CRISP enables providers, payers, and public health stakeholders to communicate more efficiently and effectively. The HIE has long supported the reduction of hospital readmissions by enabling communication throughout the care continuum, and was an early adopter of Audacious Inquiry’s Encounter Notification Service®, which was designed to decrease near-term readmissions by prompting providers to follow-up with their patients and ensuring they have a clear understanding of their hospital discharge instructions. Amidst privacy concerns, CRISP also enables patients to take ownership of the sharing of their data, by way of state-regulated ‘opt-out’ consent capability. As a function of engagement by its’ stakeholders, CRISP has become among the most successful organizations of its type in the country and a thought leader among health information organizations.

Unique Model, Unique Outcomes

Interconnectivity between patient care teams via real-time clinical data and information exchange has increasingly influenced the healthcare delivery system in Maryland. Opening these channels of communication has fostered a more patient-centered care model that’s driven clinical and financial results across the state. As shown below, from 2013 until 2018 hospital payments nationwide increased by 9.3%, while Maryland only witnessed a 3.6% increase. Furthermore, over the same time period, Maryland experienced a decrease in inpatient care and a significantly lower growth rate of outpatient care while utilization of hospital services across the nation continued to rise.




This reduction in hospitals services can be attributed to efforts across the state to drive prevention and public health efforts, reduce readmission rates, and improve chronic care management by leveraging the powerful insights and tools available within the HIE platform. Through the Total Cost of Care model, Maryland is targeted to achieve $300 million in annual Medicare savings by 2023 at the same time national health expenditures are projected to rise to 19.3% of GDP.

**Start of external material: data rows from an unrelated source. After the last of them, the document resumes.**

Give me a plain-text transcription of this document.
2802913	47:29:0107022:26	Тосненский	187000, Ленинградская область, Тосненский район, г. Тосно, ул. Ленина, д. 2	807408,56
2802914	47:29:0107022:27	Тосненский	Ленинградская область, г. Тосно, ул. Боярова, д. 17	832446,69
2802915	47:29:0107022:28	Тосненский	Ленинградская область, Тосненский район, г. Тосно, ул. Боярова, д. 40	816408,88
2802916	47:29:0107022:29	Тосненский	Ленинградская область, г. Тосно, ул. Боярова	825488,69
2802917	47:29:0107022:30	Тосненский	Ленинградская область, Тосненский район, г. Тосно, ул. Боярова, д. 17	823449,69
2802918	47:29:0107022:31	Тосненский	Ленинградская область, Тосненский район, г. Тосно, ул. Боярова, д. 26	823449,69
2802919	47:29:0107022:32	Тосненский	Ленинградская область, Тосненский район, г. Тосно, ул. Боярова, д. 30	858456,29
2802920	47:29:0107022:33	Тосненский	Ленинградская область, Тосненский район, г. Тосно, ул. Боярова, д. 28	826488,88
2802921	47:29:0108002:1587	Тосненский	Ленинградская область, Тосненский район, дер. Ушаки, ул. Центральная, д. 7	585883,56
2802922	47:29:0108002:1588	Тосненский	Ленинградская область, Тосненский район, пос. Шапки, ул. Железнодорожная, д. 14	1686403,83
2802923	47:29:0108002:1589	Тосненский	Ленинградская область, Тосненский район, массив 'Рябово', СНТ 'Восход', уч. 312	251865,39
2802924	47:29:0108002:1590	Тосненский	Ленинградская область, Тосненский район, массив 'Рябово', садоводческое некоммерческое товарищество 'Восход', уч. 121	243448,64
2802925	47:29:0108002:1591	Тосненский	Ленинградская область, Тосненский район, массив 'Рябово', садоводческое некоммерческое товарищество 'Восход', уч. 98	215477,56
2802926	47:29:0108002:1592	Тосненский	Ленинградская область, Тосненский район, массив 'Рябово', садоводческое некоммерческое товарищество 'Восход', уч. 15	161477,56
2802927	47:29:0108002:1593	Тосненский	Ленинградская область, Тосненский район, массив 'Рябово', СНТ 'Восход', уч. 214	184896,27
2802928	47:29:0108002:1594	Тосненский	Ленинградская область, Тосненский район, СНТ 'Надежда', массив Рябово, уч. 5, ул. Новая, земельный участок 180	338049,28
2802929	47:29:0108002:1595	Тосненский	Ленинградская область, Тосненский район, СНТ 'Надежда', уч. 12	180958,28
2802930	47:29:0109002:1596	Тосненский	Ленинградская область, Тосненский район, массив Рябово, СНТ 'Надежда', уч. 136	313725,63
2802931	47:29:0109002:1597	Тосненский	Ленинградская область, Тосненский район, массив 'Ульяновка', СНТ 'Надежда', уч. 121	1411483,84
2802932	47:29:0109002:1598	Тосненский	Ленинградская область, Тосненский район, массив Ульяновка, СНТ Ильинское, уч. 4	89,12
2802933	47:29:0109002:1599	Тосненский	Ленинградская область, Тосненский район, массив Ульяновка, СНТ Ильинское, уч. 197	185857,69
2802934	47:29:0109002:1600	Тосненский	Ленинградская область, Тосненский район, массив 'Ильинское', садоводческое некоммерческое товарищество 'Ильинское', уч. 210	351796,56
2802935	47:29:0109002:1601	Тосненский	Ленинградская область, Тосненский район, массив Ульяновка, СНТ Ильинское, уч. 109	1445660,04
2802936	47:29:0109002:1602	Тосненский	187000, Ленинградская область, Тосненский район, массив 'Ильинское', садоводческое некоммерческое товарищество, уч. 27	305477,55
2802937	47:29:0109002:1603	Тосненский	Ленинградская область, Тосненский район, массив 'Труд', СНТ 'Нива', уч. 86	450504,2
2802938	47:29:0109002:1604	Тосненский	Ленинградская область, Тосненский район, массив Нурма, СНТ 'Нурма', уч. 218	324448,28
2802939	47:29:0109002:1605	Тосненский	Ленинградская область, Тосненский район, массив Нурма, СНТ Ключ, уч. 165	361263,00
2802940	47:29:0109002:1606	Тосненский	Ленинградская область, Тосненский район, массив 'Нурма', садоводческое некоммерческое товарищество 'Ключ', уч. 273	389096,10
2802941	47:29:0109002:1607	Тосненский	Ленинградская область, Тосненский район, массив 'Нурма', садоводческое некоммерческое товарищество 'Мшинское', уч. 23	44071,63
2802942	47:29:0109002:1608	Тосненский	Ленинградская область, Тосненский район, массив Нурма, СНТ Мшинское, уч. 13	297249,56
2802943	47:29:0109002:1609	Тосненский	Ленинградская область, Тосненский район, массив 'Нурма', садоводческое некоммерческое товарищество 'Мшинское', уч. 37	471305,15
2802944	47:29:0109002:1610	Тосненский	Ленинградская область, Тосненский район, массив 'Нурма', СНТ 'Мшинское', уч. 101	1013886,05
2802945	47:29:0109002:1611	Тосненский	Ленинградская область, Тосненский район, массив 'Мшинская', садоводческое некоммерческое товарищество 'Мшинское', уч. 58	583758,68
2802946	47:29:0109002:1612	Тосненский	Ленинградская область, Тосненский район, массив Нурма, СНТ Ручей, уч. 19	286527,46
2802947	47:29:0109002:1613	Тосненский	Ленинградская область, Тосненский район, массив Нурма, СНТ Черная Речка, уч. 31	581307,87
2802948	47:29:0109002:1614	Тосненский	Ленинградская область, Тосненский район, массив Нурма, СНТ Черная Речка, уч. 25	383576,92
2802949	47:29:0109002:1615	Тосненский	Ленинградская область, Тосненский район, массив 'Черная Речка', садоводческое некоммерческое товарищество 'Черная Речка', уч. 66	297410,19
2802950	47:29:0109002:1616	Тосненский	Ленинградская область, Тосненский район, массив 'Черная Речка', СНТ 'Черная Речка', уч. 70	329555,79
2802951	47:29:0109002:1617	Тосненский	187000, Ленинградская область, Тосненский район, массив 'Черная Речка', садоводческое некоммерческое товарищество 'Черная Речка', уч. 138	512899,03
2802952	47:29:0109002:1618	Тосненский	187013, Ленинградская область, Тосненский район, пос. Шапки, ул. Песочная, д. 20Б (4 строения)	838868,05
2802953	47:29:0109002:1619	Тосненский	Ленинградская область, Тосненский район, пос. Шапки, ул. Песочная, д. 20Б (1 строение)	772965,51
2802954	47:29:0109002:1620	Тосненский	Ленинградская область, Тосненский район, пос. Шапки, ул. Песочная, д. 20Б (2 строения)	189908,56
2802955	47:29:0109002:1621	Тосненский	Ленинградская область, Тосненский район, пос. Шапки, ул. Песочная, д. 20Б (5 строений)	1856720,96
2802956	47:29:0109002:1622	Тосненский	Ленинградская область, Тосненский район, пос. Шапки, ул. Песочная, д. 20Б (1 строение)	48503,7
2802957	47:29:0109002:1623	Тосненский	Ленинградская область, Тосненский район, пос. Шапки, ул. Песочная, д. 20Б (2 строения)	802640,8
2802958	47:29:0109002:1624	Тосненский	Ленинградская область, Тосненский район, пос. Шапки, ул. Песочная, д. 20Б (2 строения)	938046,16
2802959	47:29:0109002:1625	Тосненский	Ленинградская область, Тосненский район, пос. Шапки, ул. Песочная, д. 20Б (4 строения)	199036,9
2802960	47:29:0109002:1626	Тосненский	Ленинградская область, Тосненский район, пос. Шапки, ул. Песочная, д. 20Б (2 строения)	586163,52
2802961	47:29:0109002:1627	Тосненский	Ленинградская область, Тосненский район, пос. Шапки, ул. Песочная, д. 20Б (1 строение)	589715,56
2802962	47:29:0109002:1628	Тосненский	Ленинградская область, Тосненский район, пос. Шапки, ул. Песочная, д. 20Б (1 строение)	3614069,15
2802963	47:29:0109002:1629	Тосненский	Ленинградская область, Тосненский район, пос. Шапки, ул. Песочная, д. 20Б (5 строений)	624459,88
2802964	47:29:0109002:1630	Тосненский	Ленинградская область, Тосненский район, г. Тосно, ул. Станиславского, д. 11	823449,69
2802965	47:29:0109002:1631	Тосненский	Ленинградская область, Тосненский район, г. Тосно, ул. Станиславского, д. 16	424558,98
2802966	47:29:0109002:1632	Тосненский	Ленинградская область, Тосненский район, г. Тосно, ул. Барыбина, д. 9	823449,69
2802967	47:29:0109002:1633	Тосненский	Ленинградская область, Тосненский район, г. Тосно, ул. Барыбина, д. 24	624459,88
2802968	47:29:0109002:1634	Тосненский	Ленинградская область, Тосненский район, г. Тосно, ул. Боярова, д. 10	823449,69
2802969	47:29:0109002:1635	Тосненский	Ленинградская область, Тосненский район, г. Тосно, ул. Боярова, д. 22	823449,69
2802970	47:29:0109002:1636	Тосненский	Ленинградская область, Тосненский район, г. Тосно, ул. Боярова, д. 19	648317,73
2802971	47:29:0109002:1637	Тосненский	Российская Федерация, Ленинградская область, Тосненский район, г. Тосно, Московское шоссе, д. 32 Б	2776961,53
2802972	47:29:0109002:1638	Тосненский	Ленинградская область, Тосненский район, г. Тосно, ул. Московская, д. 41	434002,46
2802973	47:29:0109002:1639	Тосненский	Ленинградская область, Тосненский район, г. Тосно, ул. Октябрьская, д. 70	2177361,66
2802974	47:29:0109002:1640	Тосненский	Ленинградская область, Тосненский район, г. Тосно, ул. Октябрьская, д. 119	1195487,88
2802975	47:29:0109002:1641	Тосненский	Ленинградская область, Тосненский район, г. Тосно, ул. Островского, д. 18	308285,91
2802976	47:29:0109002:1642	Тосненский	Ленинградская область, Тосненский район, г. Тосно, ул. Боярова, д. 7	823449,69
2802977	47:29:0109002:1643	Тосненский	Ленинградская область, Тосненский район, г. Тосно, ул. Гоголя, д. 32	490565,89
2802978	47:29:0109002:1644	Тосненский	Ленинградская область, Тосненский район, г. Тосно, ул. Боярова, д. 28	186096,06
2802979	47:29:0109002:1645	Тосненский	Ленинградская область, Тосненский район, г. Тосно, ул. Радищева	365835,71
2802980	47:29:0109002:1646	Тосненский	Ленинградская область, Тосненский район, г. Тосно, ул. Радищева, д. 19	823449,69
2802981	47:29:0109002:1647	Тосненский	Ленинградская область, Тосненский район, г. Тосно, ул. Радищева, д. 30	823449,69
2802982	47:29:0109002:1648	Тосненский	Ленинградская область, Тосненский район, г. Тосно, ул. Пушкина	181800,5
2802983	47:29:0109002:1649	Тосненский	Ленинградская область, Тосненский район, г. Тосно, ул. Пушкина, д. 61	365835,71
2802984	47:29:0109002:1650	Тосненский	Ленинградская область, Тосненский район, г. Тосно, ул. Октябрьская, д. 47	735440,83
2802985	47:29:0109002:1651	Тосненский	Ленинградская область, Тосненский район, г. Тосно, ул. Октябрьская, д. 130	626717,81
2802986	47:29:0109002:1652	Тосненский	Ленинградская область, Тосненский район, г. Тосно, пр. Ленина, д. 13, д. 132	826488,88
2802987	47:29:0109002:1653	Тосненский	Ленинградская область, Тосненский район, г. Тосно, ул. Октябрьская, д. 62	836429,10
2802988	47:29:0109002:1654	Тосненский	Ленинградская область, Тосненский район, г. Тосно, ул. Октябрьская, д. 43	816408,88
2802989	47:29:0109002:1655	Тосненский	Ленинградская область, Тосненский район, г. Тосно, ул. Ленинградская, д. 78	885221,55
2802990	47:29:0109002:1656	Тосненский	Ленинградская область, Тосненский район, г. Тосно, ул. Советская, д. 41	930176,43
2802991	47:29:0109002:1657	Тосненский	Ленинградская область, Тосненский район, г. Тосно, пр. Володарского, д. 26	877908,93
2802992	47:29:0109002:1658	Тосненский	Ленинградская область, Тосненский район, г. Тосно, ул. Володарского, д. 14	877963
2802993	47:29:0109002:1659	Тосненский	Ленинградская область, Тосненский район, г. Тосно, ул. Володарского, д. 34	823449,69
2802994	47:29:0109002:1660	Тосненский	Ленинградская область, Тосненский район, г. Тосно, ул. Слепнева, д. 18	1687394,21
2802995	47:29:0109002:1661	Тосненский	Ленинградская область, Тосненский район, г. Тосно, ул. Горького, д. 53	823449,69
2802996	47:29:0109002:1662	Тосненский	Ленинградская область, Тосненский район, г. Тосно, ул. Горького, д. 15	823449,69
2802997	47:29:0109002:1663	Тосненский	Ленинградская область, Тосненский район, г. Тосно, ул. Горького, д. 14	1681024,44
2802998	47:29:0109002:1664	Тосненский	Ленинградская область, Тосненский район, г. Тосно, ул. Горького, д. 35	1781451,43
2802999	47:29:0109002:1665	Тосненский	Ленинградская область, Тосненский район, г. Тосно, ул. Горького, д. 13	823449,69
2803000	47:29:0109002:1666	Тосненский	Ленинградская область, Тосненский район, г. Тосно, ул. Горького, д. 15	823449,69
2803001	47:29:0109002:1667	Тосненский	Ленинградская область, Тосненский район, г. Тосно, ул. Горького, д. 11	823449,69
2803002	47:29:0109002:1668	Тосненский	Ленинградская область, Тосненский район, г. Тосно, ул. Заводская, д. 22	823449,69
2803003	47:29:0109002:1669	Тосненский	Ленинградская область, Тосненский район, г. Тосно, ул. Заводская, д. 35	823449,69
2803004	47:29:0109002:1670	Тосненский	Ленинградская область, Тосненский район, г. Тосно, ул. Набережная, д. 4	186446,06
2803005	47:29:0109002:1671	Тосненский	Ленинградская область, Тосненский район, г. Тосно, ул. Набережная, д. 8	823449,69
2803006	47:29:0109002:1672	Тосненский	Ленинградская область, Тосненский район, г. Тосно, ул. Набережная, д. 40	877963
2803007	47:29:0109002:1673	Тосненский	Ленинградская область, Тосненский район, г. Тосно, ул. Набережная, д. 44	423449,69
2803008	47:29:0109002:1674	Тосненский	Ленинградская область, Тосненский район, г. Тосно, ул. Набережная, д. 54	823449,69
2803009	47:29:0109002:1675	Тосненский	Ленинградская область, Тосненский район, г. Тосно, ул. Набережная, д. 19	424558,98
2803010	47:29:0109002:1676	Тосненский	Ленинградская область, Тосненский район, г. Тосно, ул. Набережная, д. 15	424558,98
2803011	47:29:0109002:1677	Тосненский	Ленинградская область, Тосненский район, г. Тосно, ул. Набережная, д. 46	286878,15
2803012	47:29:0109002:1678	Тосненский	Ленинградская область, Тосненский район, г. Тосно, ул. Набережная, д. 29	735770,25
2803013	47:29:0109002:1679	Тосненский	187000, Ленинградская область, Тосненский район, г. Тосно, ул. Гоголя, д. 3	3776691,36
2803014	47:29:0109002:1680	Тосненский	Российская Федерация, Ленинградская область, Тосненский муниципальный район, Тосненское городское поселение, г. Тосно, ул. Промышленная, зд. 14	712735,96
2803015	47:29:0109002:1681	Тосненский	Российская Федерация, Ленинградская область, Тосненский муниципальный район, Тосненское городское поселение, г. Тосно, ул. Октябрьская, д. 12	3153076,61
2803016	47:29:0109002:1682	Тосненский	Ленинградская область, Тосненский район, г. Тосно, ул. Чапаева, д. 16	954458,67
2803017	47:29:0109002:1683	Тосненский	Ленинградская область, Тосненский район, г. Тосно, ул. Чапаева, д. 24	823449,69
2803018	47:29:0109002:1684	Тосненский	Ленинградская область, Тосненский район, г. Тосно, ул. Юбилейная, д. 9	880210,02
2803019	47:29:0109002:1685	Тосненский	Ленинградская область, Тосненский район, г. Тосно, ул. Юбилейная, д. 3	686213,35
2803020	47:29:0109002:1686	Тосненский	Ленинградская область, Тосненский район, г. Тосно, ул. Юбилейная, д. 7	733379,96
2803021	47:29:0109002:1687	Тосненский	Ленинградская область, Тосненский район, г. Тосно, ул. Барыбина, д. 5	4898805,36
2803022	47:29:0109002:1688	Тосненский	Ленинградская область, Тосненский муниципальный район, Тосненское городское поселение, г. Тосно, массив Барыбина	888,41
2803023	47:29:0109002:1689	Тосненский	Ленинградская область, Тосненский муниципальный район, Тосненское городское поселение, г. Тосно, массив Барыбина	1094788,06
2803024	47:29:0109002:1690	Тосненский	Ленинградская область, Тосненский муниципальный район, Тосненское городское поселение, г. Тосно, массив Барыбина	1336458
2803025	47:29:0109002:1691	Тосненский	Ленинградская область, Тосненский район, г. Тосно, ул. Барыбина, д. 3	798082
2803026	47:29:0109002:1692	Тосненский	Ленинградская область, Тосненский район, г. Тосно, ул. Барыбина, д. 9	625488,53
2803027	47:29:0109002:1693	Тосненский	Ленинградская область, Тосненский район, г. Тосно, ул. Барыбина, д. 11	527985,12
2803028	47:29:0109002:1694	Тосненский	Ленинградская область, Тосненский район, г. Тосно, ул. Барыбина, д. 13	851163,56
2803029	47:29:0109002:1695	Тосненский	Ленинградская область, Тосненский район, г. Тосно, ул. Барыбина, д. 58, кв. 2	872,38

Maryland’s unique model, coupled with the advanced health information exchange operated by CRISP, has given Maryland’s healthcare organizations an extraordinary platform on which to drive system-wide improvements for patients across the state. The value-based care experiment in Maryland has revealed the potential that exists for states to reshape their healthcare system and address cost and quality issues through empowering partnerships and collaboration on data exchange.   Importantly, the successes of CRISP and the Total Cost of Care Model in Maryland demonstrate the importance of enabling flexibility in policy, such that innovation similar to what we have witness in Maryland is not stifled by national, one-size-fits-all governance.